Example comparing the random forest and the Stan model

Let’s consider the two LOO-CV ELPD scores from the random forest model and the Bayesian Gaussian process, both pretty much right out of the box, so to speak:

For \(N=200\) observations, if the ELPD values are −393 for the random forest and −41 for the Stan model, here’s how to compute the average log predictive density per observation:

\[ \begin{aligned} \text{Average log predictive density (random forest)} &= \frac{-393}{200} = -1.965 \\ \text{Average log predictive density (Stan)} &= \frac{-41}{200} = -0.205 \\ \end{aligned} \]

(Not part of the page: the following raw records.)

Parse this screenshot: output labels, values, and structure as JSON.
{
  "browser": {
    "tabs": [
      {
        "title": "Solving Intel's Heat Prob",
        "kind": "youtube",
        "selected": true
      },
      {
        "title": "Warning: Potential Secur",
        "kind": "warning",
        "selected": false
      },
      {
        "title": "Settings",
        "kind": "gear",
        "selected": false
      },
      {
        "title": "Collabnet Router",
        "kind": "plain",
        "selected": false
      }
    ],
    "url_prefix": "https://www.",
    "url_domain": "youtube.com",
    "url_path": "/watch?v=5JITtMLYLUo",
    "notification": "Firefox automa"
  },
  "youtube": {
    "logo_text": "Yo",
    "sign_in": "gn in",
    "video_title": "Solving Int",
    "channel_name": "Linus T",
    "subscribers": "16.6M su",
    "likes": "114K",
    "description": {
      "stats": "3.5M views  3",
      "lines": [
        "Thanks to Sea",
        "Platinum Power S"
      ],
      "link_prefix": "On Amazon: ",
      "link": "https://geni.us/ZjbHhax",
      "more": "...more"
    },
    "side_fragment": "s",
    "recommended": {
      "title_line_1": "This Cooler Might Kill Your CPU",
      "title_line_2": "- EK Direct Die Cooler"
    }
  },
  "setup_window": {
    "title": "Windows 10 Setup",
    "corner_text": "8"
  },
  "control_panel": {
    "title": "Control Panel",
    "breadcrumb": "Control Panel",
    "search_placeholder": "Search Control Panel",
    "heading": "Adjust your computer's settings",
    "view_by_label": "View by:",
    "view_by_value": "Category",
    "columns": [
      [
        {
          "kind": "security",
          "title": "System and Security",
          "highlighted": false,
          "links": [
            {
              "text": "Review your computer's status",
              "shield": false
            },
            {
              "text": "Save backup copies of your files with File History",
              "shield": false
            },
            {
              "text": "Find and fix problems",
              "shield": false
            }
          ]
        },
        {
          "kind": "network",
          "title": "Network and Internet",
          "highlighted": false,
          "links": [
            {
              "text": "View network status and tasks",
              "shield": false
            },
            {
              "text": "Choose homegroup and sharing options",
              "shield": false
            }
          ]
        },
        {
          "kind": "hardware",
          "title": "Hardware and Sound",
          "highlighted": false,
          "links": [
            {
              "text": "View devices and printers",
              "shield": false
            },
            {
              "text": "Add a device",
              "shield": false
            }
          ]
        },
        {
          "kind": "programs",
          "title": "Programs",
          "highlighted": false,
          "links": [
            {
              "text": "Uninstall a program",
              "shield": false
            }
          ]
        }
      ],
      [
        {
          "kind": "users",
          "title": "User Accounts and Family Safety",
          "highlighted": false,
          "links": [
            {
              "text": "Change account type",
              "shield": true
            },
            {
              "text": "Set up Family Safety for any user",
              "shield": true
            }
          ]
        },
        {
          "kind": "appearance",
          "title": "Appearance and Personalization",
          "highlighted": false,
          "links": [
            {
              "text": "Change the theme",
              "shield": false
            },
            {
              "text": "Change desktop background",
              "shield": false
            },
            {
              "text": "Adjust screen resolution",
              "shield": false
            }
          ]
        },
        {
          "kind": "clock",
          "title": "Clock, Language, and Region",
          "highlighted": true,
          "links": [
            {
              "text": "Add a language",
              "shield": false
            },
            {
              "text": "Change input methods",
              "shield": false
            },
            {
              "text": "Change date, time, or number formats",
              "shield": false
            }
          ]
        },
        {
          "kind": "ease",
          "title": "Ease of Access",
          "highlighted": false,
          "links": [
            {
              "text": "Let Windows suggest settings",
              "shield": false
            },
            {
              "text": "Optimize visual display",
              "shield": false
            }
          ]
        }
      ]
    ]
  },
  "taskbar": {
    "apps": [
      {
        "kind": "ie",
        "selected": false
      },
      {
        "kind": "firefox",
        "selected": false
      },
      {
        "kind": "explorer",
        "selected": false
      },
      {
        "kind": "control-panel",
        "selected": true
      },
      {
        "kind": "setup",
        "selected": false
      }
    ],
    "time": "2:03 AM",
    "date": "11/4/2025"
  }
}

Interpretation of the Average Log Predictive Density

The average log predictive density reflects how well the model predicts individual data points, on average. Larger values (closer to 0) are better, meaning the model assigns higher probabilities to the observed outcomes. With an average log predictive density of −1.965, the random forest model is assigning lower probabilities (closer to zero) to each observed data point, suggesting that its predictions are relatively poor. With an average log predictive density of −0.205, the Bayesian model is assigning much higher probabilities to each data point, meaning its predictions are much more accurate. You can convert the average log predictive density into an average probability (although this is less common) by exponentiating the value:

\[ \begin{aligned} \text{Average probability (random forest)} &= \exp(-1.965) \approx 0.14 \\ \text{Average probability (Stan)} &= \exp(-0.205) \approx 0.82 \\ \end{aligned} \] The average probability tells you, roughly, how confident the model is in predicting the actual observed values. A higher average probability means the model is much better at capturing the true underlying data-generating process. In this case, the Stan model is far superior to the random forest. This kind of analysis reinforces why ELPD is such a valuable metric for comparing models—particularly in terms of generalization and predictive performance.